Here is an excerpt from what Sitaram Pande wrote:
It is my humble opinion that this seizing of Oudh filled the minds of the Sepoys with distrust and led them to plot against the Government. Agents of the Nawab of Oudh and also of the King of Delhi were sent all over India to discover the temper of the army. They worked upon the feelings of sepoys, telling them how treacherously the foreigners had behaved towards their king. They invented ten thousand lies and promises to persuade the soldiers to mutiny and turn against their masters, the English, with the object of restoring the Emperor of Delhi to the throne. They maintained that this was wholly within the army’s powers if the soldiers would only act together and do as they were advised.
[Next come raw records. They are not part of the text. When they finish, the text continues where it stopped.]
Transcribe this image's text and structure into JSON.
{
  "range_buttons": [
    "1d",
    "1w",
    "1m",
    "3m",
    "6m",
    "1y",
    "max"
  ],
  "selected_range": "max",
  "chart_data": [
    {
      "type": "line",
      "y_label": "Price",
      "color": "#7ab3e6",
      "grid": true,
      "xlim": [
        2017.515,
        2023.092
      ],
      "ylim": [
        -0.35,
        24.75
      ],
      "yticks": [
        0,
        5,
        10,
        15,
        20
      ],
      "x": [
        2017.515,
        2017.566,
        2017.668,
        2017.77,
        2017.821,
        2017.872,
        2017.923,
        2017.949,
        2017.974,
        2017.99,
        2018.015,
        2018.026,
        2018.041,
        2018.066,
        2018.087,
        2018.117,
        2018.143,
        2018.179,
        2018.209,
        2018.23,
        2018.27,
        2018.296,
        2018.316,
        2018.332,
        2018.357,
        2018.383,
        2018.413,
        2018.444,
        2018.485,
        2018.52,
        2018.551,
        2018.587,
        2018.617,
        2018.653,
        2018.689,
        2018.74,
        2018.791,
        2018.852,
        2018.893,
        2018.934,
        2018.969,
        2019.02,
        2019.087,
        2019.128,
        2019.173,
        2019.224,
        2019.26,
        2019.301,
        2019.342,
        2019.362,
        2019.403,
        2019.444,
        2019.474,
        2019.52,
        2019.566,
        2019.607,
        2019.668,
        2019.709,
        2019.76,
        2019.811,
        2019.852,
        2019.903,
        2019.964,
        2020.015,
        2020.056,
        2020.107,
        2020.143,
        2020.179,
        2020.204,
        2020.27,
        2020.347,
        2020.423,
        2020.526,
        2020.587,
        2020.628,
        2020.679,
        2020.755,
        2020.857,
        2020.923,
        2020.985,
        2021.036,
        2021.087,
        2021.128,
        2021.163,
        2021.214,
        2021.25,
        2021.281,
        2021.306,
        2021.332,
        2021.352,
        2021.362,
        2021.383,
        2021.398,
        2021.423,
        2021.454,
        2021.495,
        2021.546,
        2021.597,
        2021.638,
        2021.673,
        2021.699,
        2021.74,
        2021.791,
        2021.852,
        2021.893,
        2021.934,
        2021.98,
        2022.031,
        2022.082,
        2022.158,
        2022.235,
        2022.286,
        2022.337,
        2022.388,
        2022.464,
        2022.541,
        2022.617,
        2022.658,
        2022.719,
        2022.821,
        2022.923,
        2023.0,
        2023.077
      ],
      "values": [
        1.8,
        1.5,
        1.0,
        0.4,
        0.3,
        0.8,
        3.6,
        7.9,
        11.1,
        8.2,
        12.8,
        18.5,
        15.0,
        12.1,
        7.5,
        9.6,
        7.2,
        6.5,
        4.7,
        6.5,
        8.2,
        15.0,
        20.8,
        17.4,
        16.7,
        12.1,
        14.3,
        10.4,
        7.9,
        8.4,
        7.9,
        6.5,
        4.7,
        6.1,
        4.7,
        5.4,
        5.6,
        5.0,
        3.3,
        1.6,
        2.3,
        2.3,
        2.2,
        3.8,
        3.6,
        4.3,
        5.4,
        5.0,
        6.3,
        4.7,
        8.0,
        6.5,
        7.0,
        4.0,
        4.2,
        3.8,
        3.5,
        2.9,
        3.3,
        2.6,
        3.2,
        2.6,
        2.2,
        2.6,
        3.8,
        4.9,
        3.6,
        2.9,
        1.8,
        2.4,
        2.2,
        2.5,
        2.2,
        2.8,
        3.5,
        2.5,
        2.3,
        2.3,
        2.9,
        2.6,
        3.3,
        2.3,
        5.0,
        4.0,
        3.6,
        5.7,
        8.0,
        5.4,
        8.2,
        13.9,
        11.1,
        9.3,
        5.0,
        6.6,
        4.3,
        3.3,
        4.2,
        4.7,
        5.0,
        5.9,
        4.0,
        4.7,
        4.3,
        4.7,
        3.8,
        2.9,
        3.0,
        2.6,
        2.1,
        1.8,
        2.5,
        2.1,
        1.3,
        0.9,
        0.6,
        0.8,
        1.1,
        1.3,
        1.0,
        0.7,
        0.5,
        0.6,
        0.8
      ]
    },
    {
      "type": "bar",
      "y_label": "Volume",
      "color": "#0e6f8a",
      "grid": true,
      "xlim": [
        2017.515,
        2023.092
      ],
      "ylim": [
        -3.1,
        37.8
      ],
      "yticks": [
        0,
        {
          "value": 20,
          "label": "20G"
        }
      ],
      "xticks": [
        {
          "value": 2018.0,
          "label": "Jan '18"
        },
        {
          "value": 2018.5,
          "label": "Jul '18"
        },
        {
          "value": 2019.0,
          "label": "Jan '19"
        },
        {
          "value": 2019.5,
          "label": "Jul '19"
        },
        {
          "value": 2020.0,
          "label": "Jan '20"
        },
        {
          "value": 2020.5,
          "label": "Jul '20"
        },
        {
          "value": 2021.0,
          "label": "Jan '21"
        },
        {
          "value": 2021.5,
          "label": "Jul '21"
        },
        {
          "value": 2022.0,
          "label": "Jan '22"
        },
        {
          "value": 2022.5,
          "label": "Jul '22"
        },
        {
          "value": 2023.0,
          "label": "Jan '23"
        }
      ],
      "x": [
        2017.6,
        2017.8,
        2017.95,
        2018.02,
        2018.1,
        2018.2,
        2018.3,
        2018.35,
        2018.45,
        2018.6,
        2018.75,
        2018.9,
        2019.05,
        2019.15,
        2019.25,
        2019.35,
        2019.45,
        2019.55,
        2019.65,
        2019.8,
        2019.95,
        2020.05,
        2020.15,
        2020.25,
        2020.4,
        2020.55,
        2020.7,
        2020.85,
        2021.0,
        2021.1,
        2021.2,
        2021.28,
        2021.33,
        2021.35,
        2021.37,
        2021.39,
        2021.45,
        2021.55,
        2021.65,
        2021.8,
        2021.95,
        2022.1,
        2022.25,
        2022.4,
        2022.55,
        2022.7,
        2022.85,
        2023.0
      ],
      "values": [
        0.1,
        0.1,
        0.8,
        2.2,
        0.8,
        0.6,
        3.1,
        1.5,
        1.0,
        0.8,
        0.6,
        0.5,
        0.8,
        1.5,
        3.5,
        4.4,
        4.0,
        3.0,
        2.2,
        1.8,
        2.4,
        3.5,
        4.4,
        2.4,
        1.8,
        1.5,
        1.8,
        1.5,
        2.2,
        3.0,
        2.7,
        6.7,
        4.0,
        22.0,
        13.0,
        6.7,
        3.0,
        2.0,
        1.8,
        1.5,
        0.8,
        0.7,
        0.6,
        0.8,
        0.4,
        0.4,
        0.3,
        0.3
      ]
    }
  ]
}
It chanced that about this time the Sarkar sent parties of men from each regiment to different garrisons for instructions in the use of the new rifle. These men performed the new drill for some time until a report got about by some means or the other, that the cartridges used for these new rifles were greased with the fat of cows and pigs. The men from our regiment wrote to others in the regiment telling them about this, and there was soon excitement in every regiment. Some men pointed out that in forty years’ service nothing had ever been done by the Sarkar to insult their religion, but as I have already mentioned the sepoys’ minds had been inflamed by the seizure of Oudh. Interested parties were quick to point out that the great aim of the English was to turn us all into Christians, and they had therefore introduced the cartridge in order to bring this about, since both Mahommedans and Hindus would be defiled by using it.
The Colonel sahib was of the opinion that the excitement, which even he could not fail to see, would
pass off, as it had done before, and he recommended me to go to my home.